Defense cuts likely to ensue from the failure of the Obama administration and Congress to agree on the budget would jeopardize U.S. security, according to a Jewish Institute of National Security Affairs paper.
“The cuts now being contemplated vastly exceed anything the United States has experienced in the post-World War II era,” said the introduction to a JINSA paper published this week that compiles analyses from former officers of all five branches of the U.S. military.
“While projections of future defense increases after many years of decline make the scenarios being used look less severe,” the paper said, “there is nothing to assure the American people and our allies that, given the serious fiscal condition in which we now find ourselves, defense spending will not only continue to decline as required by the 2011 budget agreement, but may be cut further as our political leadership avoids reforming our entitlement culture and bringing the U.S. fiscal house, tax code and investment strategies into the 21st century.”

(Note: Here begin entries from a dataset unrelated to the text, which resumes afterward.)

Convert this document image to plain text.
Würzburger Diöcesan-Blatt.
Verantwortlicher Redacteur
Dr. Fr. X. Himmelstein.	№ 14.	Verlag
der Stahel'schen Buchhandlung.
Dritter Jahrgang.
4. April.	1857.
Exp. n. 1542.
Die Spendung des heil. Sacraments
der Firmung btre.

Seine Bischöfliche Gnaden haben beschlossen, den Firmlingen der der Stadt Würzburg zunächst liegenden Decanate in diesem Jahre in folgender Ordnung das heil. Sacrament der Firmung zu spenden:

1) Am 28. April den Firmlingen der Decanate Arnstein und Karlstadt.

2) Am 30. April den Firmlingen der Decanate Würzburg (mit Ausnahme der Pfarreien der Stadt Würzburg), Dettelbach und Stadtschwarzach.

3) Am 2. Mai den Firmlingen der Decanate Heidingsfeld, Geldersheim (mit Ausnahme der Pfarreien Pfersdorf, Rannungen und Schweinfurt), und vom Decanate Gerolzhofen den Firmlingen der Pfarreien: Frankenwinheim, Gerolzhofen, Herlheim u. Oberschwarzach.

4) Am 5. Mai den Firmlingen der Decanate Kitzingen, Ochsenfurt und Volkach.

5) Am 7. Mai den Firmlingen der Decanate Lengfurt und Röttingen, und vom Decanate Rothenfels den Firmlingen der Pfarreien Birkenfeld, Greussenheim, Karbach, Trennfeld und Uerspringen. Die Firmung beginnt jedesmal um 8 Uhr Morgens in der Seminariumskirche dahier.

A number of top defense officials in recent weeks have decried the possible $1 trillion in defense cuts ensuing from the failure of last year’s congressional “supercommittee” to agree on a budget that would address the national debt. The agreement to set up the supercommittee included automatic across-the-board cuts should it fail to come up with a proposal that Congress would pass.
U.S. Defense Secretary Leon Panetta has said that the effect could be “devastating.”
The cuts, JINSA said, “would jeopardize our security, demoralize our allies, and embolden our adversaries.”
JINSA experts expressed particular concern about cuts to modernization and to benefits to troops, which they said could drive some of the military’s most capable personnel into civilian life.